READ.ID – Dewan Perwakilan Rakyat Daerah (DPRD) Kabupaten Blitar, menyepakati Kebijakan Umum Anggaran (KUA) dan Prioritas Plafon Anggaran Sementara (PPAS) tahun anggaran (TA) 2022, dalam rapat paripurna.

Rapat dipimpin langsung oleh Ketua DPRD Kabupaten Blitar, Suwito Saren Satoto, didampingi Wakil Ketua DPRD Susi Narulita, Wakil Ketua DPRD Munib dan Wakil Ketua DPRD Mudjib, juga dihadiri oleh Bupati Rini Syarifah dan Wakil Bupati Rahmad Santoso, seluruh Kepala Forkopimda yang mengikuti secara virtual serta dihadiri oleh OPD terkait, Kamis (15/10/2021).

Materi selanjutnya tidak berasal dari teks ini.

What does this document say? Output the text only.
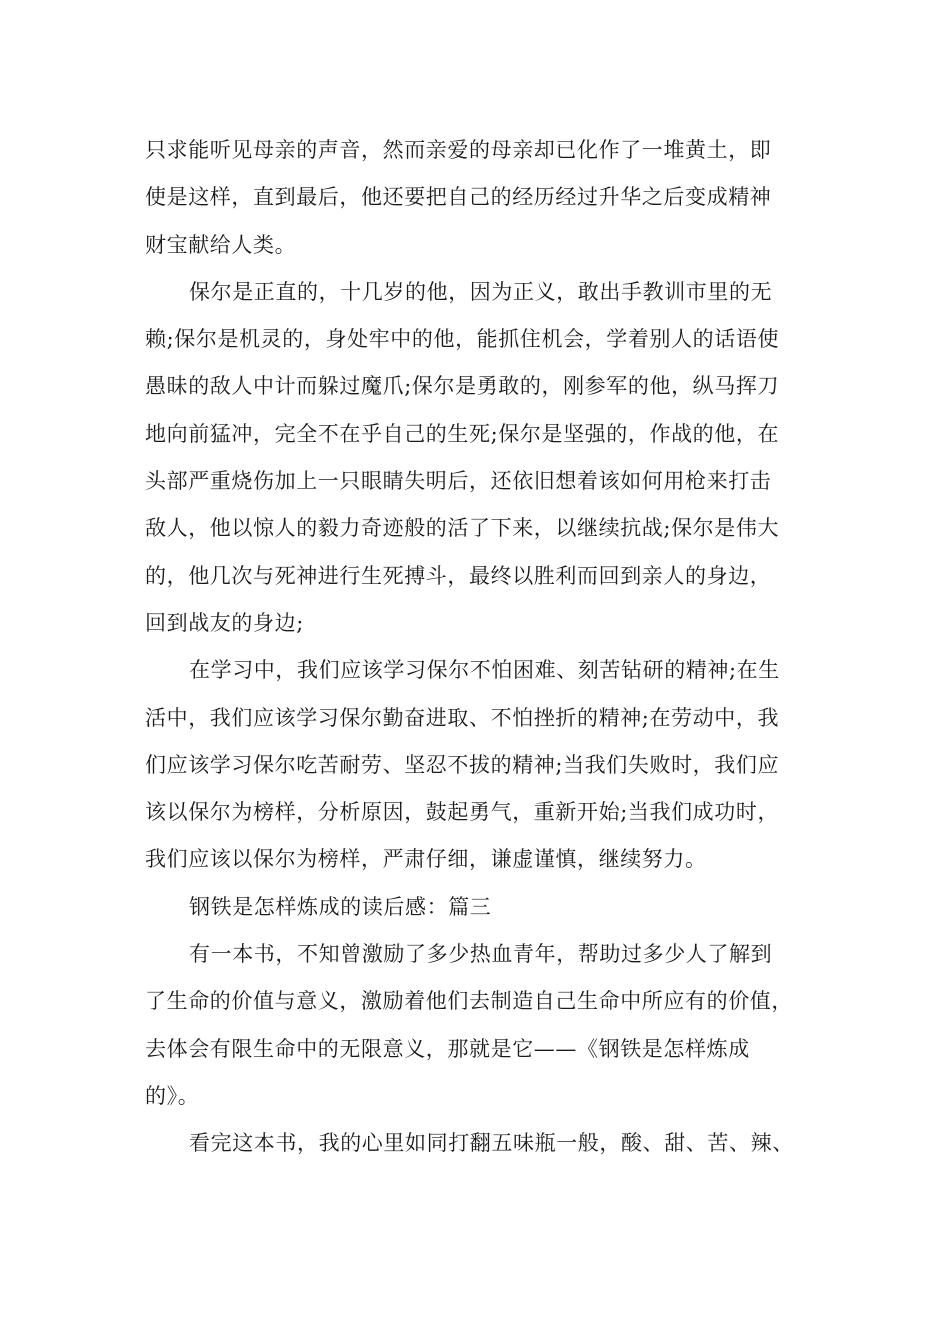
只求能听见母亲的声音，然而亲爱的母亲却已化作了一堆黄土，即
使是这样，直到最后，他还要把自己的经历经过升华之后变成精神
财宝献给人类。
保尔是正直的，十几岁的他，因为正义，敢出手教训市里的无
赖;保尔是机灵的，身处牢中的他，能抓住机会，学着别人的话语使
愚昧的敌人中计而躲过魔爪;保尔是勇敢的，刚参军的他，纵马挥刀
地向前猛冲，完全不在乎自己的生死;保尔是坚强的，作战的他，在
头部严重烧伤加上一只眼睛失明后，还依旧想着该如何用枪来打击
敌人，他以惊人的毅力奇迹般的活了下来，以继续抗战;保尔是伟大
的，他几次与死神进行生死搏斗，最终以胜利而回到亲人的身边，
回到战友的身边;
在学习中，我们应该学习保尔不怕困难、刻苦钻研的精神;在生
活中，我们应该学习保尔勤奋进取、不怕挫折的精神;在劳动中，我
们应该学习保尔吃苦耐劳、坚忍不拔的精神;当我们失败时，我们应
该以保尔为榜样，分析原因，鼓起勇气，重新开始;当我们成功时，
我们应该以保尔为榜样，严肃仔细，谦虚谨慎，继续努力。
钢铁是怎样炼成的读后感：篇三
有一本书，不知曾激励了多少热血青年，帮助过多少人了解到
了生命的价值与意义，激励着他们去制造自己生命中所应有的价值，
去体会有限生命中的无限意义，那就是它——《钢铁是怎样炼成
的》。
看完这本书，我的心里如同打翻五味瓶一般，酸、甜、苦、辣、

Ketua DPRD Suwito, mengatakan bahwa rancangan peraturan daerah tentang perubahan APBD Kabupaten Blitar, tahun anggaran 2021 telah dievaluasi oleh Gubernur Jawa Timur, dan telah pula ditindaklanjuti dengan menerbitkan keputusan pimpinan DPRD nomor 7 tahun 2021, tentang persetujuan penyempurnaan dan penyesuaian terhadap rancangan peraturan daerah APBD Kabupaten Blitar tahun anggaran 2021.

“Nota kesepakatan telah sesuai hasil evaluasi dari Gubernur, dan telah pula ditetapkan menjadi peraturan daerah Kabupaten Blitar nomor 3 tahun 2021 tertanggal 12 oktober 2021,” ungkapnya.

Suwito menambahkan, rapat paripuna ini merupakan kelanjutan pembahasan KUA PPAS tahun 2022. Sebagaimana sudah diketahui, Bupati Blitar sudah menyampaikan penjelasan KUA PPAS pada rapat paripurna tanggal 6 agustus 2021.

Selanjutnya Badan anggaran (Banggar) juga sudah melaksanakan tugasnya untuk membahas dan mencermati materi KUA PPAS tahun anggaran 2022.

“Adapun hasil pembahasan akan ditindak lanjuti dengan proses penanda tanganan nota kesepakatan bersama antara Bupati dan Pimpinan DPRD.

Untuk menindak lanjuti hal itu dan sesuai jadwal oleh Badan Musyawarah ( Bamus) maka DPRD Kabupaten Blitar menggelar Rapat paripurna penetapan dan penandatanganan nota kesepakatan tentang KUA PPAS tahun anggaran 2022.”jelasnya.

Ditemui usai rapat paripurna, Bupati Blitar Rini Syarifah menjelaskan, postur anggaran daerah sudah jelas dan sudah dibagi-bagi tetapi terbatas.

“Kita sampaikan perhatiannya seluruh pimpinan dan anggota dewan, ini adalah perubahan perubahan yang harus dipahami betul, karena semua merupakan perubahan dari pusat, kita ikuti saja aturan dari sana dan betul betul kita perhatikan,” tandasnya.